Logo

Council policy on calculating payments to special guardians “destroyed” coherence of Government recommended model, judge finds

The High Court has quashed Plymouth City Council's model for awarding financial support to special guardians after finding it failed to take into account the claimant's dependent children.

In Becker, R (On the Application Of) v Plymouth City Council [2022] EWHC 1885, Mr Justice Lane said parts of the council's policy had destroyed the coherence of a Government recommended model that it was based on.

The claimant became the special guardian of her two grandchildren four years ago, after a social worker asked her to take the children home with her in light of neglect they had suffered in the care of their mother.

Her dispute with the council began after the local authority recalculated her special guardianship financial support award in September 2021. Based on a method named the working practice for adoption and special guardianship financial support (WP), the council calculated that the claimant was eligible for £168.16 per week to cover the expenses for both children.

The council's WP was based on an approach recommended to local authorities by the Department for Education and Skills (the Department's model) which sets out a standardised means test model for adoption and special guardianship financial support.

However, the claimant was unhappy with the award and pursued a judicial review.

Mr Justice Lane heard four grounds of arguments advanced by the claimant.  

Ground 1 asserted that the defendant "wrongly means-tested the claimant, despite her being in receipt of Income Support". The claimant submitted that both the Department's model and the defendant's WP were ambiguous. They both recommended that those in receipt of Income Support should not be means-tested. However, both documents later refer to means-testing only in the context where Income Support is the sole income, the ground claimed.

Ground 2 argued that the council's WP, as used to means-test the claimant, did not take proper account of her household expenditure.

Ground 3 submitted that the WP used to assess the claimant did not take into account the additional needs of the two children subject to the guardianship order. This was despite the fact that the 2005 Regulations require consideration to be given to payments in connection with the additional needs of the children subject to the special guardianship order.

Ground 4 contended that the WP used to means-test the claimant had generated an allowance which made her continued care of the two children unsustainable.

Ground 2 succeeded while grounds 1 and 3 failed. The judge did not consider ground 4 due to the success of ground 2.

Under ground 2, the judge found that the WP departs from the Department's model in a fundamental respect.

The judge added that he considered that the discrepancy "strikes at the coherence of the defendant's scheme".

Mr Justice Lane said that the council not only sought to justify the differences between its policy and the Department's model policy; "it has, in [an email] asserted that it is 'not aware of any discrepancy between this and the model document that disadvantages SG carers'".

"That, however, is precisely what has happened. The defendant has departed in a way that has produced a material financial disadvantage, by taking no account of the claimant's dependent children," the judge noted.

He later added: "Since the defendant has decided to means-test, by reference to the Department's Model, it cannot then proceed to destroy the coherence of that model. But that is what [specific paragraphs] of the WP do."

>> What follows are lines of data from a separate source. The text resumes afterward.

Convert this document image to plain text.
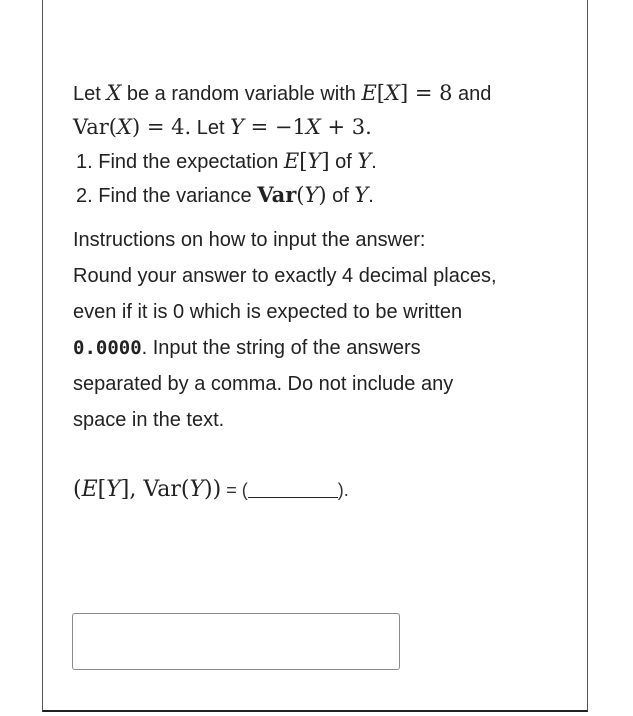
Let X be a random variable with E[X] = 8 and
Var(X) = 4. Let Y = −1X + 3.
1. Find the expectation E[Y] of Y.
2. Find the variance Var(Y) of Y.
Instructions on how to input the answer:
Round your answer to exactly 4 decimal places,
even if it is 0 which is expected to be written
0.0000. Input the string of the answers
separated by a comma. Do not include any
space in the text.
(E[Y], Var(Y)) = (	).
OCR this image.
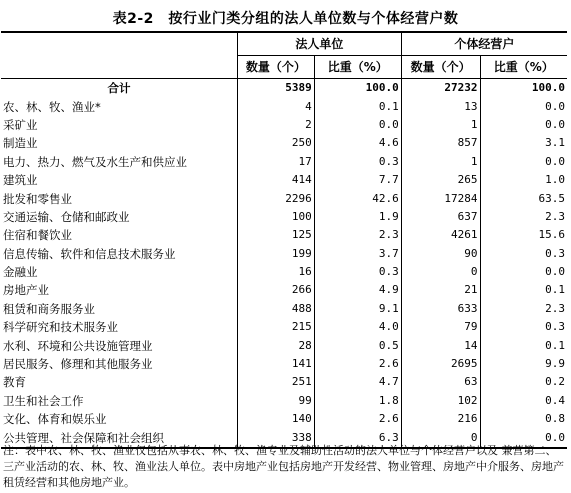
表2-2　按行业门类分组的法人单位数与个体经营户数
	法人单位		个体经营户	
	数量（个）	比重（%）	数量（个）	比重（%）
合计	5389	100.0	27232	100.0
农、林、牧、渔业*	4	0.1	13	0.0
采矿业	2	0.0	1	0.0
制造业	250	4.6	857	3.1
电力、热力、燃气及水生产和供应业	17	0.3	1	0.0
建筑业	414	7.7	265	1.0
批发和零售业	2296	42.6	17284	63.5
交通运输、仓储和邮政业	100	1.9	637	2.3
住宿和餐饮业	125	2.3	4261	15.6
信息传输、软件和信息技术服务业	199	3.7	90	0.3
金融业	16	0.3	0	0.0
房地产业	266	4.9	21	0.1
租赁和商务服务业	488	9.1	633	2.3
科学研究和技术服务业	215	4.0	79	0.3
水利、环境和公共设施管理业	28	0.5	14	0.1
居民服务、修理和其他服务业	141	2.6	2695	9.9
教育	251	4.7	63	0.2
卫生和社会工作	99	1.8	102	0.4
文化、体育和娱乐业	140	2.6	216	0.8
公共管理、社会保障和社会组织	338	6.3	0	0.0
注：表中农、林、牧、渔业仅包括从事农、林、牧、渔专业及辅助性活动的法人单位与个体经营户以及 兼营第二、三产业活动的农、林、牧、渔业法人单位。表中房地产业包括房地产开发经营、物业管理、房地产中介服务、房地产租赁经营和其他房地产业。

The judge quashed the decision in light of his finding on ground 2.

39 Essex Chambers, whose Victoria Butler-Cole QC acted for the claimant, said the council would now have to produce a new model and recalculate the claimant's financial allowance.

“The judgment will be of wider significance to other special guardians funded by Plymouth City Council, and potentially to other local authorities who have amended the DfES model for financial payments to special guardians,” the set added.